The Organisation of American States (OAS) decided on Friday night to send a high-level diplomatic delegation "as soon as possible" to investigate the situation and help "strengthen democracy".
After a meeting in Washington, the OAS announced its plan in a resolution that avoided explicit recognition of the government of newly sworn-in President Alfredo Palacio.
Gutierrez, seeking asylum in the Brazilian ambassador's residence, lashed out at opponents on Friday in his first public comments in three days, a recorded statement broadcast on Ecuadoran television that was apparently intended for supporters. He said Wednesday's congressional vote removing him from office was illegal.

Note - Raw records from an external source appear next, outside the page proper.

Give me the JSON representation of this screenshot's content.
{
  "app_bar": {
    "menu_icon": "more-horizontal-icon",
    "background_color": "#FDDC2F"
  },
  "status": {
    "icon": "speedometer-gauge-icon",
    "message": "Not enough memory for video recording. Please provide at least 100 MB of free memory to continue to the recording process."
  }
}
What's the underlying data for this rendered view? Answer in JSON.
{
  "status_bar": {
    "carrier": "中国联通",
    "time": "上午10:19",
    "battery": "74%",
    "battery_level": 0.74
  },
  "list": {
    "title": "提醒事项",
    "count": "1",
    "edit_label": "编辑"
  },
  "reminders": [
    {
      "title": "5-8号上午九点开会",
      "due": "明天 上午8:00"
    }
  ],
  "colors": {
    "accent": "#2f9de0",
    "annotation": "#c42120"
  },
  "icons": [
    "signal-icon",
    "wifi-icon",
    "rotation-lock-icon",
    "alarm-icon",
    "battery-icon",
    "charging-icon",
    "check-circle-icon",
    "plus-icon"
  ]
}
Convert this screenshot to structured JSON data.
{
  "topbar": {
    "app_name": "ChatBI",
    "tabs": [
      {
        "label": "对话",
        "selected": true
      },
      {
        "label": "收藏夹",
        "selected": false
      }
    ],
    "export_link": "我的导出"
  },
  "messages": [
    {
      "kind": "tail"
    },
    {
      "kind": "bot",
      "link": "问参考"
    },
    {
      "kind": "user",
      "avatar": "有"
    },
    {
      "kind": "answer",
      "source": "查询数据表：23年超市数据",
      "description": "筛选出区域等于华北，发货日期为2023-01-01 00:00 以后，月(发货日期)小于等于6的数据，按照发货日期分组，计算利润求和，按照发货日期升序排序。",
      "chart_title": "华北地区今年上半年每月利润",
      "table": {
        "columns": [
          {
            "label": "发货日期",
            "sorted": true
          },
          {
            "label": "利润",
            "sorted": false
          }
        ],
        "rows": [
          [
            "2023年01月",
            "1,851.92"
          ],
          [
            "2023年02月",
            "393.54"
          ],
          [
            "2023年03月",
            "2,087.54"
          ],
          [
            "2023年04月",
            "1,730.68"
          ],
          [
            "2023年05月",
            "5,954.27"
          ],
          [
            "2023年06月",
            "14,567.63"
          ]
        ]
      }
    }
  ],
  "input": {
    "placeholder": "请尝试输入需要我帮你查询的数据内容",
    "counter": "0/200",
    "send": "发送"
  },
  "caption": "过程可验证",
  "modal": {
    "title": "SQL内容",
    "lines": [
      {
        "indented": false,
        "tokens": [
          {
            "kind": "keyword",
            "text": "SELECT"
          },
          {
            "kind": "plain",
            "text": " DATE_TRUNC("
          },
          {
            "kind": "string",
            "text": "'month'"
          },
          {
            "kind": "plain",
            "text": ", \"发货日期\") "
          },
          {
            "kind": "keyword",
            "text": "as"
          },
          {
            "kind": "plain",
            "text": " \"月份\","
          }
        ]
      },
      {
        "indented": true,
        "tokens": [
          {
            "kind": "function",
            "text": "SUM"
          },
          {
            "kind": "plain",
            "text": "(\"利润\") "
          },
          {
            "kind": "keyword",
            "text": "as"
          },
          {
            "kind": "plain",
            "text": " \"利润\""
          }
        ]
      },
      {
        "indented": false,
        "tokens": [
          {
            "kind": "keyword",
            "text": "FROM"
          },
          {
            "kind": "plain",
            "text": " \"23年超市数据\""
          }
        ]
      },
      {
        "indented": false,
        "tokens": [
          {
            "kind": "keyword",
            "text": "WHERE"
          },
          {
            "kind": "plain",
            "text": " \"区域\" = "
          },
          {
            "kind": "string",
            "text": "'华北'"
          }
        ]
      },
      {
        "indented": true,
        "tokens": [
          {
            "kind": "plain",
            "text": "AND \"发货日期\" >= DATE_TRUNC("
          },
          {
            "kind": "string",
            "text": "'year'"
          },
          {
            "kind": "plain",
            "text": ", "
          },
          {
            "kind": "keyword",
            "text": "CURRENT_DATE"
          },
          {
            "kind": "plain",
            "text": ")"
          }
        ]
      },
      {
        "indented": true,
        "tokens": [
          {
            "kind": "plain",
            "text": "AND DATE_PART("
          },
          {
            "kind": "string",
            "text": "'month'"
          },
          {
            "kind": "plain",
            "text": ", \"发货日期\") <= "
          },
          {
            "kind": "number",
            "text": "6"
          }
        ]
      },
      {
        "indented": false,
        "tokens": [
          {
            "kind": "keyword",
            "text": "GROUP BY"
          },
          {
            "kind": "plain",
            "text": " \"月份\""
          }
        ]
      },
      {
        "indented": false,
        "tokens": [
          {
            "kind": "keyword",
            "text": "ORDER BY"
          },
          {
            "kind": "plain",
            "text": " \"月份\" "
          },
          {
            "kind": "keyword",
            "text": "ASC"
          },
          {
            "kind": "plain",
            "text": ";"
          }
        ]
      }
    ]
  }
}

"Through an unconstitutional decision, with 62 votes, and without (my) having abandoned the post, they have taken me out of the presidency," the ex-army colonel said, urging followers to relay his message across the country.
"I think there has to be justice, respect for democracy, the constitution, and I ask you to make these declarations," he said in the recording.
More than 200 protesters blocked the gates of the ambassador's residence on Friday night, demanding Gutierrez be tried for abuse of power, corruption and the repression of peaceful protests.
Waving flags, they chanted: "They won't move us!" "He's not getting out of here," said Marta Cecilia Puente, 38, who joined the protest with her 11-year-old son. "We'll stay until he's arrested."
When the Brazilian ambassador tried to leave, the crowd mobbed his sport-utility vehicle, banging on the hood and shaking the vehicle as riot police tried to keep them back. Unable to drive past, the vehicle slowly reversed back into the compound.
Ecuadoran Foreign Minister Antonio Parra said the government was in the process of arranging safe passage for Gutierrez, but he did not specify when. He said it was a very delicate matter and that no set timeframe for doing so existed.